Vinny waited a moment, wiping sweat from his brow. "Good question. I guess we'll figure it out...but then again, think about it. Where else does she have to go, besides with us?"
I raised an eyebrow. "But I don't think she likes us. At least, not anymore."
"We gave her hot chocolate. She has to like us."
"It was hot chocolate mix. Like, the pre-made stuff. From a pouch," I pointed out.
"Who has the time to make the authentic stuff?" Vinny replied, throwing up his arms. "We had information to gather and psycho, mass-murdering demons to discuss."
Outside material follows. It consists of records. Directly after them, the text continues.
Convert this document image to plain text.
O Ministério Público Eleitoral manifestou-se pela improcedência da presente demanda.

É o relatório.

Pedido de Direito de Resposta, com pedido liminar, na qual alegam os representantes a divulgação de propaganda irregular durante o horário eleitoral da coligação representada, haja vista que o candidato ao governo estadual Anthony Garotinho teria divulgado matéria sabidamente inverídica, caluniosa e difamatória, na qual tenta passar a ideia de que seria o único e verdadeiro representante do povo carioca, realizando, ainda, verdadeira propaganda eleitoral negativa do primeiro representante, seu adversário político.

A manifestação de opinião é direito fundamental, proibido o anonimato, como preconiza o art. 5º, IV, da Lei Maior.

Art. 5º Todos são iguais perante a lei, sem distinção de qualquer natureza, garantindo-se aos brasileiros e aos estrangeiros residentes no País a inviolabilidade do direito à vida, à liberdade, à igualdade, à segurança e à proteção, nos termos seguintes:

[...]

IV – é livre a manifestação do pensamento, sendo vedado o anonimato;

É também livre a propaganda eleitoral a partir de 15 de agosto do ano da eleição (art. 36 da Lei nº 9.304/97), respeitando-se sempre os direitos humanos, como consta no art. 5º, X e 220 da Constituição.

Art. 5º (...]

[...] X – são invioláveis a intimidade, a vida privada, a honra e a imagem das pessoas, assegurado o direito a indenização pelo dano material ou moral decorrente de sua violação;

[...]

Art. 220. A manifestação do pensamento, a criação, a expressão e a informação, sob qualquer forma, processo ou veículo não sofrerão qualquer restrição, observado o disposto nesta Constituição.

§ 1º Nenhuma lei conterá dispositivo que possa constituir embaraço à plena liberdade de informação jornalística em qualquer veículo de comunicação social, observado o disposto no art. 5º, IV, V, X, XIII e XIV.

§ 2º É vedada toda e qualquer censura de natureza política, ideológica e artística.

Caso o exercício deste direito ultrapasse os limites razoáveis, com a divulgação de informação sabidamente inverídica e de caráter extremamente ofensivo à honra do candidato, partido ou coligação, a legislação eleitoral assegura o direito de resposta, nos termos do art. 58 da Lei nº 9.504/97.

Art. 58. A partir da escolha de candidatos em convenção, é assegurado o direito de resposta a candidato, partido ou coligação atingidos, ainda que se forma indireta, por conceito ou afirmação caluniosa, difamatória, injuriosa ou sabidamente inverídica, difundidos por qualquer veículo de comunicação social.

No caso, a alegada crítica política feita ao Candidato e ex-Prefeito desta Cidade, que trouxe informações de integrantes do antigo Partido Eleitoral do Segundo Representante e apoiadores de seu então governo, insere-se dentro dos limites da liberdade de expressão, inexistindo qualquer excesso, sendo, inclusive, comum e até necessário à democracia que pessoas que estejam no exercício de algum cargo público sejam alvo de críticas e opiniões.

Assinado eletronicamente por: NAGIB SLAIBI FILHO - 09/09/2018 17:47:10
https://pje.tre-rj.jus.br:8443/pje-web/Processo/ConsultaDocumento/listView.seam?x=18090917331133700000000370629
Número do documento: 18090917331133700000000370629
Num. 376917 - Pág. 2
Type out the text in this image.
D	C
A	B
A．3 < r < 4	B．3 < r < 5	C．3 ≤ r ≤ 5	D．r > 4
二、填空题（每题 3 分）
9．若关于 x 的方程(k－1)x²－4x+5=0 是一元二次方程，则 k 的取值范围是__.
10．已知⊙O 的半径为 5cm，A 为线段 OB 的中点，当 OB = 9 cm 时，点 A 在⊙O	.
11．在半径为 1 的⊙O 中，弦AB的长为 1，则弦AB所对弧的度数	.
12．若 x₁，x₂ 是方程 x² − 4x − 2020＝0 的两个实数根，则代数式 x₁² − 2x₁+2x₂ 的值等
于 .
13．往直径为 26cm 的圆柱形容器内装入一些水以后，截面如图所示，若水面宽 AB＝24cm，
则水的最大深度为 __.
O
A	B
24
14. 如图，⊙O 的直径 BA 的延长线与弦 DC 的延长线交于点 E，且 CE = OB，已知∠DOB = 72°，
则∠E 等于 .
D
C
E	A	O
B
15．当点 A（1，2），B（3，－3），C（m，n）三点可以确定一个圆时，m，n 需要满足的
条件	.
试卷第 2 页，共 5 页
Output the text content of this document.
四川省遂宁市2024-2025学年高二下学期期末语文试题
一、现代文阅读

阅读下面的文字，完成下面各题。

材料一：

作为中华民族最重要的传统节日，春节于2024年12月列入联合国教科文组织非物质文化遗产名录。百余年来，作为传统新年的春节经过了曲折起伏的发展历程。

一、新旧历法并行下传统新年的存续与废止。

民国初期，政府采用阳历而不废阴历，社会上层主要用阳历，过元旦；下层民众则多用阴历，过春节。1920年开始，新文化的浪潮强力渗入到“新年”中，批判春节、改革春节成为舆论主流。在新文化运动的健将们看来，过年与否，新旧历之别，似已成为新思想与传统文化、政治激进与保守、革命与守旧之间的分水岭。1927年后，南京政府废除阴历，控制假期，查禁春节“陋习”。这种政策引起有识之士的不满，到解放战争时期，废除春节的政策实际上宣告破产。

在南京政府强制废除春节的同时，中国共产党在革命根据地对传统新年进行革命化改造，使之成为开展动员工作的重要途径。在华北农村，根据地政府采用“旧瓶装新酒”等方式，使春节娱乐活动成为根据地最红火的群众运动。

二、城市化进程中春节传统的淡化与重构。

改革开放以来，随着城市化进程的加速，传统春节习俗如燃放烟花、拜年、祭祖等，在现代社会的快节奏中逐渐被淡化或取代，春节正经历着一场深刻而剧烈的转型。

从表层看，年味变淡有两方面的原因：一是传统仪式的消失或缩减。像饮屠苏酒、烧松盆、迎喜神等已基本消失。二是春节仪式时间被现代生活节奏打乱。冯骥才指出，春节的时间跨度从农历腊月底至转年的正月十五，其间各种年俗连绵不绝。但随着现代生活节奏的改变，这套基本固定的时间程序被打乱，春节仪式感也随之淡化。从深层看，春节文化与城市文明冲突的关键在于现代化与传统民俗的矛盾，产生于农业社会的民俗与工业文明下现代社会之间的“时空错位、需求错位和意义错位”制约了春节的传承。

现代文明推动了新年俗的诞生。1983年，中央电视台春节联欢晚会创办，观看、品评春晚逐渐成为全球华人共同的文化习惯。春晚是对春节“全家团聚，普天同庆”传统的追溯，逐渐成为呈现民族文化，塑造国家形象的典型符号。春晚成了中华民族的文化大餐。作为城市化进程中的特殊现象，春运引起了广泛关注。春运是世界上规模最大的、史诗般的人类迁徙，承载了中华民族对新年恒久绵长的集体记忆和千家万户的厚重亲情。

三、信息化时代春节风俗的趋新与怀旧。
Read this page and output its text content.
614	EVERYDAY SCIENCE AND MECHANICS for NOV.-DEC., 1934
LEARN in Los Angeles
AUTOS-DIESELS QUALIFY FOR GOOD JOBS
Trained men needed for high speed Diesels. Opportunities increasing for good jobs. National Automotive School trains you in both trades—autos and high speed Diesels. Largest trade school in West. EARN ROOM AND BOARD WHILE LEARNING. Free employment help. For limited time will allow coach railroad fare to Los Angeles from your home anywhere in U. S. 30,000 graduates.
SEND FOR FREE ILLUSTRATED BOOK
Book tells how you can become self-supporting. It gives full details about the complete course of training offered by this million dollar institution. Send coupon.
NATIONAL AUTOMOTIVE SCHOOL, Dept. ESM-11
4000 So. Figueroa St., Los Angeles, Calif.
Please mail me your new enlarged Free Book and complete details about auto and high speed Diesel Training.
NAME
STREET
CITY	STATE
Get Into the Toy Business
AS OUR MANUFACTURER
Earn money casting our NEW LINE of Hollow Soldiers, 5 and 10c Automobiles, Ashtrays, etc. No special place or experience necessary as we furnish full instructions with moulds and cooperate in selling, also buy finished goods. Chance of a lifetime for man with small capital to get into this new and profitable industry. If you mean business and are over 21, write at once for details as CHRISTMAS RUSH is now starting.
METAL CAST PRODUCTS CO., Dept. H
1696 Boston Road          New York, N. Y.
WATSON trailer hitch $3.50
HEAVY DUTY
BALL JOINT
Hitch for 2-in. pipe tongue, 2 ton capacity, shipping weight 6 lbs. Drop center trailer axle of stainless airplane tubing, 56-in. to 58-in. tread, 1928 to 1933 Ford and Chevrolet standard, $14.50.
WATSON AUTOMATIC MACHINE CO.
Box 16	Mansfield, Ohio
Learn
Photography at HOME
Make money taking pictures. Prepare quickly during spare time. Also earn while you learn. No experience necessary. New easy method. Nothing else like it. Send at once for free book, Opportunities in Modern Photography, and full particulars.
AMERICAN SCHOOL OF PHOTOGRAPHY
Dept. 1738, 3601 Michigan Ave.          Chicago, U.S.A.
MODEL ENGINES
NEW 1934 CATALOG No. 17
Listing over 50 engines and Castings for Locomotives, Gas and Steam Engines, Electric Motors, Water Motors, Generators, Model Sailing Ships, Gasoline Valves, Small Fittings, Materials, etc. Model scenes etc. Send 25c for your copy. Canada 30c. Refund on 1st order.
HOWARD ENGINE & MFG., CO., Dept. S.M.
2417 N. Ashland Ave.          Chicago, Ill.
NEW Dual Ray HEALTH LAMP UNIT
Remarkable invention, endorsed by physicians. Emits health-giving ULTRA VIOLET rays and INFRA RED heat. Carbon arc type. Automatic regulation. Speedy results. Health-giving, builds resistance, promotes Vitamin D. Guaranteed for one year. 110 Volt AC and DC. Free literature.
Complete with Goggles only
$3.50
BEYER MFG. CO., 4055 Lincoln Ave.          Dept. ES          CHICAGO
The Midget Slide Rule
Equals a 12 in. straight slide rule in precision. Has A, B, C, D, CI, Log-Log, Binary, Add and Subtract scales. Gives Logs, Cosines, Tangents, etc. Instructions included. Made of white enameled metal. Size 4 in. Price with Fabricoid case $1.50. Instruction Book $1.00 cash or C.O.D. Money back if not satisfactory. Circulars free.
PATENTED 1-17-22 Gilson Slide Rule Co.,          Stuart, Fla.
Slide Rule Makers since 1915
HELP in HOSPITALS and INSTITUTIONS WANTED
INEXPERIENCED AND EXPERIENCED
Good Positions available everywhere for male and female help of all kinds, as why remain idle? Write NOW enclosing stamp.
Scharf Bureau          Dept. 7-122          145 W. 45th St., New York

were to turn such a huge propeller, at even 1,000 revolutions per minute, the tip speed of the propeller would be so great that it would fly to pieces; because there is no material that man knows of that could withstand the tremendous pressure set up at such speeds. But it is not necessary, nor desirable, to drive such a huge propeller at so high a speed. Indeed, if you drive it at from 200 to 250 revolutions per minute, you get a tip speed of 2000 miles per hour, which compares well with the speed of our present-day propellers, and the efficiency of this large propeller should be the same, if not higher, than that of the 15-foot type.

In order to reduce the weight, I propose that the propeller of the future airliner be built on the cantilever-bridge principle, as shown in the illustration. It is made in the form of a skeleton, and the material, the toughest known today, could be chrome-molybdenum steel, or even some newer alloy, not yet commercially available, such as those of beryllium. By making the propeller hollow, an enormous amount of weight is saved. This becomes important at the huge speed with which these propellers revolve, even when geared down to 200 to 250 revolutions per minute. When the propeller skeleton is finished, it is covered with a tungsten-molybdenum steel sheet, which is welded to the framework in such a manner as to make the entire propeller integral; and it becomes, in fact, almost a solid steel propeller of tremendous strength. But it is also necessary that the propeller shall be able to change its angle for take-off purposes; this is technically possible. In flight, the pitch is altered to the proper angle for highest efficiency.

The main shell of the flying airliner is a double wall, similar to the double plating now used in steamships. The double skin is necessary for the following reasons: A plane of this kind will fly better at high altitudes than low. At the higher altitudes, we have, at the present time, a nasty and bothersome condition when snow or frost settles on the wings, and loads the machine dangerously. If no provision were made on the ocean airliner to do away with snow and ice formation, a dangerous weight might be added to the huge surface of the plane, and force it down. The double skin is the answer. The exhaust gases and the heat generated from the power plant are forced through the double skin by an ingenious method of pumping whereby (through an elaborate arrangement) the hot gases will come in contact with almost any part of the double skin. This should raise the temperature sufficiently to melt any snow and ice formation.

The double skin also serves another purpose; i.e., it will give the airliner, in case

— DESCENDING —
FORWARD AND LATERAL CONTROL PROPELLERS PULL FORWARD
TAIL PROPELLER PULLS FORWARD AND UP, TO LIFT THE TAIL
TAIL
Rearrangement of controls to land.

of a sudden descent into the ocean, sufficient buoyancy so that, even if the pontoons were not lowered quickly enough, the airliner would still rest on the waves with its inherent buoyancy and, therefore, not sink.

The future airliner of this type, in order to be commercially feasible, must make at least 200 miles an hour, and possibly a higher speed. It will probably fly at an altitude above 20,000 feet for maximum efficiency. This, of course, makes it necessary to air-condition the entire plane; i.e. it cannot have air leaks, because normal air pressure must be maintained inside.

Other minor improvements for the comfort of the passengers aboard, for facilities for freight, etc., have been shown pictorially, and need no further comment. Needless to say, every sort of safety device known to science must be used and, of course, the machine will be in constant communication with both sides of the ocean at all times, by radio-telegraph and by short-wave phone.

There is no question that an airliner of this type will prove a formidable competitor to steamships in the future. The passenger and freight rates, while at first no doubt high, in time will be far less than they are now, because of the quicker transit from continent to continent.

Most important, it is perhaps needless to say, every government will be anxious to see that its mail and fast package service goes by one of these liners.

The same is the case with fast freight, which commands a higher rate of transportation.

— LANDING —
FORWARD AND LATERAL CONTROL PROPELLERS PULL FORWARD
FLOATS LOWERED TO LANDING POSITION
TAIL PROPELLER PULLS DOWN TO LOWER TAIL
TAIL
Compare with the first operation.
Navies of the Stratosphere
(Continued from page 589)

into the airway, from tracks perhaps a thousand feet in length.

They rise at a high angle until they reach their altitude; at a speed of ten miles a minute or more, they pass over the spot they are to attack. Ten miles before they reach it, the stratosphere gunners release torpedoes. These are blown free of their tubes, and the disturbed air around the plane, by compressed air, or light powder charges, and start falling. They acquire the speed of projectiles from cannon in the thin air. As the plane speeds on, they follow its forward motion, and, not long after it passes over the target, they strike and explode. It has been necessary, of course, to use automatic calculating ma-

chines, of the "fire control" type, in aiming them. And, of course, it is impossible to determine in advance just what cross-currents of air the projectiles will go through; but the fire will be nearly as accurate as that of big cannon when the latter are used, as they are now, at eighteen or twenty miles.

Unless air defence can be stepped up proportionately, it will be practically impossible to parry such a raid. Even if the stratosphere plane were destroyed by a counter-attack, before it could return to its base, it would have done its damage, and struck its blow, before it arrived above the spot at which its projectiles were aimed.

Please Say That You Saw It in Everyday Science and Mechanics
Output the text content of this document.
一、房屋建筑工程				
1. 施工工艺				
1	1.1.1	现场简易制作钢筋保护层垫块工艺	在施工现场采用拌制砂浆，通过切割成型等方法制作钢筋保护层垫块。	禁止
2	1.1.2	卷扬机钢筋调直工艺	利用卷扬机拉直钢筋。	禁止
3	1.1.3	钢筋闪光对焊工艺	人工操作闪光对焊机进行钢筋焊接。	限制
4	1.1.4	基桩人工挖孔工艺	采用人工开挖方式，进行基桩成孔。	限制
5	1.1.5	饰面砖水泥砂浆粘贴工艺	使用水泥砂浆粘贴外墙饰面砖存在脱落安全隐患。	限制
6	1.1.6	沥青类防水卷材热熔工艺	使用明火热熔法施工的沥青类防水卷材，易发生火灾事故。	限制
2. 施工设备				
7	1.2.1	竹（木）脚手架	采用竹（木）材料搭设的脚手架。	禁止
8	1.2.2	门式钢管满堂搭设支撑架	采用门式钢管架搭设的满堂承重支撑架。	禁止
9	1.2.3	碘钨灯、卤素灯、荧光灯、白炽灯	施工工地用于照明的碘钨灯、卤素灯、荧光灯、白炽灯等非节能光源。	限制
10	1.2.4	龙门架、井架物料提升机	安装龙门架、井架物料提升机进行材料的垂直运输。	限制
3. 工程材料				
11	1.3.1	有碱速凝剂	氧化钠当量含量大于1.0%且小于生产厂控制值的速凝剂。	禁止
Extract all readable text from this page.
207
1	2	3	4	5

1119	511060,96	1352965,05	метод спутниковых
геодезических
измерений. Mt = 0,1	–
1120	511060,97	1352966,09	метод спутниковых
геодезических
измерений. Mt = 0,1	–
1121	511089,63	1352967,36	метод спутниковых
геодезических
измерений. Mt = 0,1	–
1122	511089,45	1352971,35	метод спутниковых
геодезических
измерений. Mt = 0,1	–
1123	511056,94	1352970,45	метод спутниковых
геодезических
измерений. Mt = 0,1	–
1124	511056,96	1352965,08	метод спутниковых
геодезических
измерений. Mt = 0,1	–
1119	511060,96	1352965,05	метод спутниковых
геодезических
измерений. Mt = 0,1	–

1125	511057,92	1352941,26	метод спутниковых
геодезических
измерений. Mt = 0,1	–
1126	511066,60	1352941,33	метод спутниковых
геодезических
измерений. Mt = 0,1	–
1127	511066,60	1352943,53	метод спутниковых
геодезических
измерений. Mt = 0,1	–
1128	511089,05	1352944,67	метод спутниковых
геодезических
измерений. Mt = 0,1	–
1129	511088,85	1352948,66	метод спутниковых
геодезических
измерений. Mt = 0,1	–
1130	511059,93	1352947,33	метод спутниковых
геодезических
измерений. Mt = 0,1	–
"I'm just saying," I told him. "You two don't seem to be on the same page. This isn't going to be easy."
He stopped walking, and the look he gave me was dark, eyebrows pulled low over his eyes, his face all light and shadows. "Nothing's ever been easy for me, for us," he said—not like it was dismal. Just like it was the truth. "Nothing."
I wanted to speak, but I swallowed my words.
A scream split the silence, and that it was: a terrified scream, ringing high through the house like the wail of an off-pitch melody. It wasn't Caprice's, I didn't think, probably because I'd never heard her scream anyway.
Vinny and I shared a wary look. "Nura?" we questioned at once.
Before I even knew I was moving at all, I was sprinting.